A primera vista, el joven fraile carmelita no parecía el tipo de persona con quien se espera construir una orden completamente nueva. Media apenas 1, 55 metros. Tenía una actitud tímida, silenciosa, sensible y, lejos de ser comunicativo, a menudo quedaba tan abstraído que no advertía lo que los demás le decían. Sin embargo, Santa Teresa pronto descubrió que él poseía una sabiduría profunda nacida de la experiencia. Él era tan sensato como ella, y más todavía, tenía pasta de teólogo. Además, contaba con la energía y el coraje de ella, aunque él no estaba a tono con su pintoresco temperamento. Finalmente, como se verificó después, él era un poeta, uno de los más interesantes poetas en una época de genios. No obstante, esto sólo fue evidente más adelante.
El invierno de 1568-69 halló a los tres primeros frailes carmelitas viviendo en una pequeña casa de granja fuera de la aldea llamada Duruelo. Tenían pequeñas celdas en la buhardilla, y en sus horas de contemplación la nieve se filtraba por las resquebrajaduras de las tejas, durante el día predicaban por toda la campiña. Pronto se consolidaron las bases y la reforma tomó cuerpo. Pero bien antes de eso hubo que atravesar la prueba de un serio conflicto.
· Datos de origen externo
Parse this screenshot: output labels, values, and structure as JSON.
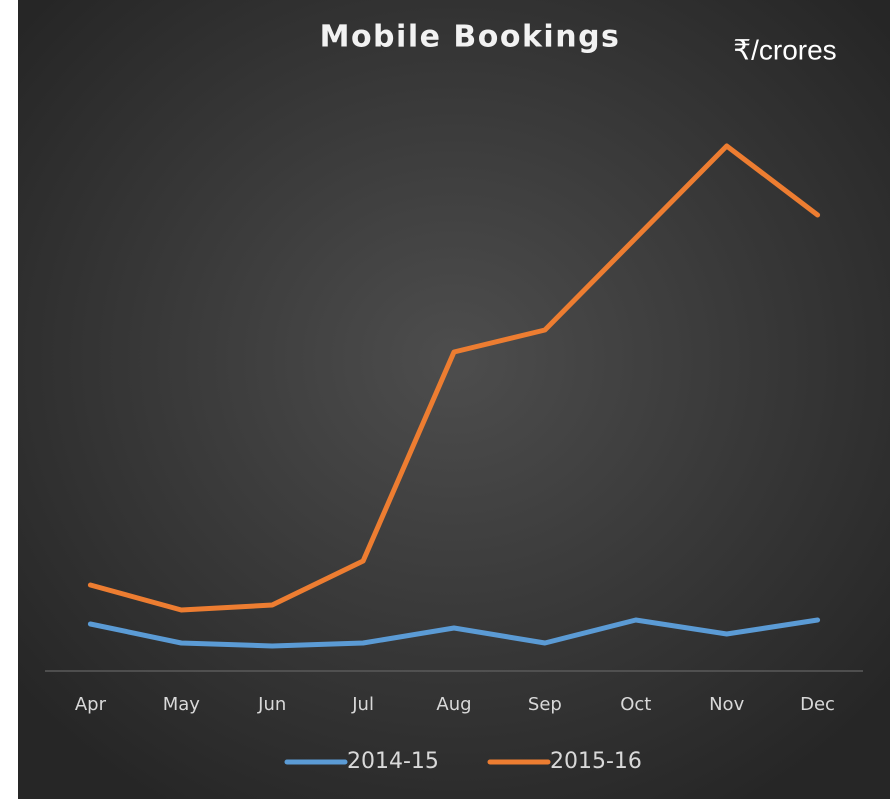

Los inevitables celos de los miembros no reformados de una orden que atravesaba su reforma produjeron numerosos pretextos para entorpecer la obra de Santa Teresa. Como resultado de la tempestuosa elección conventual, Juan de la Cruz fue encarcelado en Toledo, donde fue bastante maltratado durante unos nueve meses. Sin embargo, en este período, escribió tres de sus más grandes poemas, que contenían la doctrina que más adelante se convertiría en tres tomos sobre la oración mística.
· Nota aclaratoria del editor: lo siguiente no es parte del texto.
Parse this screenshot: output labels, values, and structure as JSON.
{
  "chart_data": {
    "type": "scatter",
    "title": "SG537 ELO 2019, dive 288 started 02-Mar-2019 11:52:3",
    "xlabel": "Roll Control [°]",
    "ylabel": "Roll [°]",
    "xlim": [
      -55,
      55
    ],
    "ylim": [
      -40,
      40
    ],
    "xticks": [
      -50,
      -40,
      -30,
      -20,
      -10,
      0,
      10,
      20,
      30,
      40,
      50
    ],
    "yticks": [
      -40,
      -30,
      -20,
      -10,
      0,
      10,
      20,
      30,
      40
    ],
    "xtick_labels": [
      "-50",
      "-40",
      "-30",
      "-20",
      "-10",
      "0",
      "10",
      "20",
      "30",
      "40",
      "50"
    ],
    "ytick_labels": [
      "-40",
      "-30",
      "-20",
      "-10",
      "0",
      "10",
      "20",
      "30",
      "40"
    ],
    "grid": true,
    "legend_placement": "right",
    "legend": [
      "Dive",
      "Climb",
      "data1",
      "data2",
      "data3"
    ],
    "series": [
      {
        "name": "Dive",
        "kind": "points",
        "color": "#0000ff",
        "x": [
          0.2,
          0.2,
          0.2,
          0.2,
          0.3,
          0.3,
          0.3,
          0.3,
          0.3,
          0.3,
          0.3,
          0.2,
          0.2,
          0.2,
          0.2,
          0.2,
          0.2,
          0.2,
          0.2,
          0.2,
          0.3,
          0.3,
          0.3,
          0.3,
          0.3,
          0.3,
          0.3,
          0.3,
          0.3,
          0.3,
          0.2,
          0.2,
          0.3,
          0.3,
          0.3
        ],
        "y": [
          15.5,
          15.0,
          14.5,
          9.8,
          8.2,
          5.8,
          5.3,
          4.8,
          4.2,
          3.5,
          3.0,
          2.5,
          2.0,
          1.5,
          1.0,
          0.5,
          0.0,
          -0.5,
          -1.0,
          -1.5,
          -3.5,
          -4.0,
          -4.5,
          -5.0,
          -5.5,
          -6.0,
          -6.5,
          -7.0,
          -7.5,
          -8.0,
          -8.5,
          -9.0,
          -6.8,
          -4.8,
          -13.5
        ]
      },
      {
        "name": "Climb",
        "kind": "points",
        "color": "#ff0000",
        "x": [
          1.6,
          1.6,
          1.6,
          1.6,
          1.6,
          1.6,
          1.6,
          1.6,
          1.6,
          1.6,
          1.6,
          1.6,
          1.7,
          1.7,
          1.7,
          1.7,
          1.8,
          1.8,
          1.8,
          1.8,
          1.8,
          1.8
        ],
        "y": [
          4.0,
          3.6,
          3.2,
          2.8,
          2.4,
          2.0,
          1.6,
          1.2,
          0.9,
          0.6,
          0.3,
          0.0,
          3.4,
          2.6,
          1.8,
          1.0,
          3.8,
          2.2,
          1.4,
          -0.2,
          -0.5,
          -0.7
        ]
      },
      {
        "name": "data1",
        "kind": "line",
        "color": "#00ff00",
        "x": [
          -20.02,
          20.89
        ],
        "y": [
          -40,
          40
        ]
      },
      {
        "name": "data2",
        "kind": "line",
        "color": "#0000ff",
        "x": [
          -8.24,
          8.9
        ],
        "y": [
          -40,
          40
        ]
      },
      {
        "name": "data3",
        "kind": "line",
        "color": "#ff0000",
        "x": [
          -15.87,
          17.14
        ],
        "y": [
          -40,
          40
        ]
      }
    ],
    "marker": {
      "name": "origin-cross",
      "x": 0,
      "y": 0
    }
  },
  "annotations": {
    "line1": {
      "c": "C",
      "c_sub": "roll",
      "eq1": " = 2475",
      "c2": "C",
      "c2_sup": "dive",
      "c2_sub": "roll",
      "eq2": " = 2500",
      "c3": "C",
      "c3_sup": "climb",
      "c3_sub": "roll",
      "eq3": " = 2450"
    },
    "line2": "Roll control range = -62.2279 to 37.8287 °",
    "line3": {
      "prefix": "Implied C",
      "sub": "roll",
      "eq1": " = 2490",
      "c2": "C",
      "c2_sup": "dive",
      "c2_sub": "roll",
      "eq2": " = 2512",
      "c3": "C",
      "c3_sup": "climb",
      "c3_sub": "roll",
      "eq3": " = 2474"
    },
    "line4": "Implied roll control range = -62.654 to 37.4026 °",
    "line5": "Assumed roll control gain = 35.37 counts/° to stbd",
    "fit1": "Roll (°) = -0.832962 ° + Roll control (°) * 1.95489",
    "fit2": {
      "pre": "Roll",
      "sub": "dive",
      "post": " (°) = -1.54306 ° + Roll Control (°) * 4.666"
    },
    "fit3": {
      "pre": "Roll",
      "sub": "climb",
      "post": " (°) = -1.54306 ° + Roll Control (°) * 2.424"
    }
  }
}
Tras una fuga de la prisión que en pocas palabras fue sensacional, San Juan de la Cruz retomó su reforma durante un breve pero fructífero período de trabajo y escritura, en el cual presidió otras nuevas fundaciones. A esta altura, la reforma estaba bastante bien establecida. En 1585, fue adoptado un nuevo sistema de gobierno para los Carmelitas Descalzos, y Juan de la Cruz fue nombrado como consultor del flamante consejo administrativo. El nuevo sistema no había sido diseñado por San Juan. Desde el fallecimiento de Teresa, en 1582, había surgido una nueva generación que comenzó a guiar la reforma según nuevos lineamientos. El espíritu que guió este nuevo despliegue era un banquero genovés converso, Nicolás Doria, que simplemente fue un hombre de acción. Era un asceta rígido y dominador con escaso aprecio por la contemplación, y una vez Santa Teresa comentó secamente a su respecto: “Hay ciertos tipos de santidad que yo no entiendo”.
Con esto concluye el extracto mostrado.